Effect of Pre-existing Adjacent Segment Degeneration on Long-term Effectiveness After Lumbar Fusion Surgery
This study follows patients who undergo back surgery (fusion) for degenerative lumbar spine disease to see how pre-existing wear and tear in nearby spine segments affects long-term surgical outcomes. Researchers will track patients over time to understand whether the condition of discs, joints, and ligaments next to the surgery site influence how well patients do after surgery.
Key Objective: This trial tests whether identifying pre-existing degeneration in adjacent spine segments can help predict long-term success and complications after lumbar fusion surgery.
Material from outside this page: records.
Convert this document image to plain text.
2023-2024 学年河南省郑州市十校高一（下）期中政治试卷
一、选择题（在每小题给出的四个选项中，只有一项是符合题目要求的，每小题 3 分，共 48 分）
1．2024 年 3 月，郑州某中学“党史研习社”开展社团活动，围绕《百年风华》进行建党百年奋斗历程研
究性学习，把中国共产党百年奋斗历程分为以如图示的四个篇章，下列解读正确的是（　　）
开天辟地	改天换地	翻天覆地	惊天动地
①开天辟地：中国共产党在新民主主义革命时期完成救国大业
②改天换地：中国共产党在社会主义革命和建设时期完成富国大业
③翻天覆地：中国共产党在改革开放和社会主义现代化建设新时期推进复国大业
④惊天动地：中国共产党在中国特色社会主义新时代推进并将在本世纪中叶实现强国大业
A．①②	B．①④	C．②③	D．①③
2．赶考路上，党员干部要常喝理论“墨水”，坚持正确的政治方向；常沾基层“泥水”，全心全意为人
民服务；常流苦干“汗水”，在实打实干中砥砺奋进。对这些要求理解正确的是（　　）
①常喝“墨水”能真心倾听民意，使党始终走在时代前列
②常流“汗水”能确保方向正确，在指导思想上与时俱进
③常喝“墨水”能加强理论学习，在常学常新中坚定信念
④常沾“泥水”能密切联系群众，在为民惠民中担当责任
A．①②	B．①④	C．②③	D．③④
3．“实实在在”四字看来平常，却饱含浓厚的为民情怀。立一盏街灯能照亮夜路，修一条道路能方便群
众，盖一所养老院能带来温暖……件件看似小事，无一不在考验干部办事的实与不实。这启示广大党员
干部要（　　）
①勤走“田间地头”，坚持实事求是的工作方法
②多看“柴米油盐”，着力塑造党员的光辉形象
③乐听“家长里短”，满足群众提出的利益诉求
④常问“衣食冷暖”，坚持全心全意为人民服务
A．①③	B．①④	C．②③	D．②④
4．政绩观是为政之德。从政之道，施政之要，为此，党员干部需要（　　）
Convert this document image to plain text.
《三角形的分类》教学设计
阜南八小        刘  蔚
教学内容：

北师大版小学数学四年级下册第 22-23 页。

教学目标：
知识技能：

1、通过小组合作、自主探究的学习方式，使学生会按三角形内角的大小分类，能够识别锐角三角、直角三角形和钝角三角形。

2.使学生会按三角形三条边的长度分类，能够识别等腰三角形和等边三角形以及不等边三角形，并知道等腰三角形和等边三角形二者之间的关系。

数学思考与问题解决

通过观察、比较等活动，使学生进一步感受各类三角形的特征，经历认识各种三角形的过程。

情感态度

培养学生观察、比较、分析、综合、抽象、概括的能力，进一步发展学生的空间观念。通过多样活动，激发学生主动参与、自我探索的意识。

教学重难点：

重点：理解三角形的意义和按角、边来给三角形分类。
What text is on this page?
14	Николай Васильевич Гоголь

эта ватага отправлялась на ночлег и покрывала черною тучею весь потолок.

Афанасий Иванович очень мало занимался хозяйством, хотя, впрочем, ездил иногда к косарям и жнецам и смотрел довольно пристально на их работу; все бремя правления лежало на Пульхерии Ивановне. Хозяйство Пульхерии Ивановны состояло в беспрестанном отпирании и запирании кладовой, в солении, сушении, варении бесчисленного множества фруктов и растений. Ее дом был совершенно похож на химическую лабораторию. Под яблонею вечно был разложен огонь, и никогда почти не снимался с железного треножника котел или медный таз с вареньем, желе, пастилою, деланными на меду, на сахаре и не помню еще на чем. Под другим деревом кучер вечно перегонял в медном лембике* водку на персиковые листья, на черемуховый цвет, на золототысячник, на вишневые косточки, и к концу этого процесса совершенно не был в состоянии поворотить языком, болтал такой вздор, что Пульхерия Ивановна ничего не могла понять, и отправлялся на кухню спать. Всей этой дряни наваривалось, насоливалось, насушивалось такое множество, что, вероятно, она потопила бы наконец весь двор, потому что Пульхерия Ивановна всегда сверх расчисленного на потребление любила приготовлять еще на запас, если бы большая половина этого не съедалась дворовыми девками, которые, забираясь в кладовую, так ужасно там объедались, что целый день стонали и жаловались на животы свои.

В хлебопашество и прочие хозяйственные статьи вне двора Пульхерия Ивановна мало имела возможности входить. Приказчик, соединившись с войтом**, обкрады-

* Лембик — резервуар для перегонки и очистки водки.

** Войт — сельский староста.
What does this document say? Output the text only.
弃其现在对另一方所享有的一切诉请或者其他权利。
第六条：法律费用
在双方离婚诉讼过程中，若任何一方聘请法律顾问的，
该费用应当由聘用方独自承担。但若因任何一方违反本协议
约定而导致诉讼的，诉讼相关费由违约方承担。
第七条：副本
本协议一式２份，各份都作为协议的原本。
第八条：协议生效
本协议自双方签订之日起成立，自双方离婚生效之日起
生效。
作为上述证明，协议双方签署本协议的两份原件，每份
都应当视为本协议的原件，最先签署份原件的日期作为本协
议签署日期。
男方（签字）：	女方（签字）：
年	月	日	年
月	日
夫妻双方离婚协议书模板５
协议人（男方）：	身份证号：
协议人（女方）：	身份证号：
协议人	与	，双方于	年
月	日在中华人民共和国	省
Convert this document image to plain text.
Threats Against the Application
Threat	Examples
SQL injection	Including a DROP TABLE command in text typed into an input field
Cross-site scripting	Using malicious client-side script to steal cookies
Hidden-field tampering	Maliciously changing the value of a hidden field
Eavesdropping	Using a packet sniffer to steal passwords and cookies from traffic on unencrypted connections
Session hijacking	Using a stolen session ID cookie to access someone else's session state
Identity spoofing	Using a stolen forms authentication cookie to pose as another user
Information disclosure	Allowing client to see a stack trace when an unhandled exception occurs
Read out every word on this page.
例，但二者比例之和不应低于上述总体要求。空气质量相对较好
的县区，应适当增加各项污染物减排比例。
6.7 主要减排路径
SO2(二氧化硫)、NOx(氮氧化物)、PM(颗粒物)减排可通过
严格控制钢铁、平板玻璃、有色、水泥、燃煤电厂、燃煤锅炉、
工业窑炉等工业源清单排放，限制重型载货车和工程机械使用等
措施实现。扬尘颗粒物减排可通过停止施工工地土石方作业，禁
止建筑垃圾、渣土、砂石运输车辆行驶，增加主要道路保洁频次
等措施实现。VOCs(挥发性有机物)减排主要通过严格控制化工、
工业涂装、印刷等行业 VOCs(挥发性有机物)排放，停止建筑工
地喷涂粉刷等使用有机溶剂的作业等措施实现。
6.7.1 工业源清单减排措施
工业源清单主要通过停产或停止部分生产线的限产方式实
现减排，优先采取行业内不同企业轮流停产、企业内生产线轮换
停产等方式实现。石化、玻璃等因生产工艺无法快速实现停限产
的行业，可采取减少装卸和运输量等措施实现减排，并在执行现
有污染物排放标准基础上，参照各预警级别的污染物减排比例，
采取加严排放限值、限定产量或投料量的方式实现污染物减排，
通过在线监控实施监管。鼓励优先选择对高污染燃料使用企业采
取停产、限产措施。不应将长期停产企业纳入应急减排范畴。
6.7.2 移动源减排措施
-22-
Who to Consider: Patients who need or are considering posterior lumbar interbody fusion (PLIF) surgery for degenerative lumbar spine disease and want to understand how their existing spine condition may affect their surgical outcomes should consider enrolling.
Trial Parameters
Brief Summary
This is a prospective single-center study. Patients requiring posterior lumbar interbody fusion (PLIF) for lumbar degenerative disease are prospectively enrolled and followed. Important adjacent pre-existing degeneration factors include discs degenerated, facets and ligamentum flavum tropism which could lead to spinal canal stenosis (SCS). This study will focus on the effects of pre- existing adjacent degeneration (disc factors and spinal canal stenosis factors) on long-term postoperative outcomes.
Eligibility Criteria
Inclusion Criteria: * A clear diagnosis of lumbar spinal stenosis, and surgical level of L4- S1 (The levels to be operated on were decided by matching the clinical symptomatology with the radiological findings of the spinal levels that needed decompression); * Failed at least eight weeks conservative treatment; Exclusion Criteria: * Unstable factors (slip, rotation, lateral bending, etc.) in adjacent segment L3/4; * Preoperative sagittal and coronal imbalance of the spine; * Lumbar infection and/or tumor diseases; * A previous history of lumbar fusion surgery.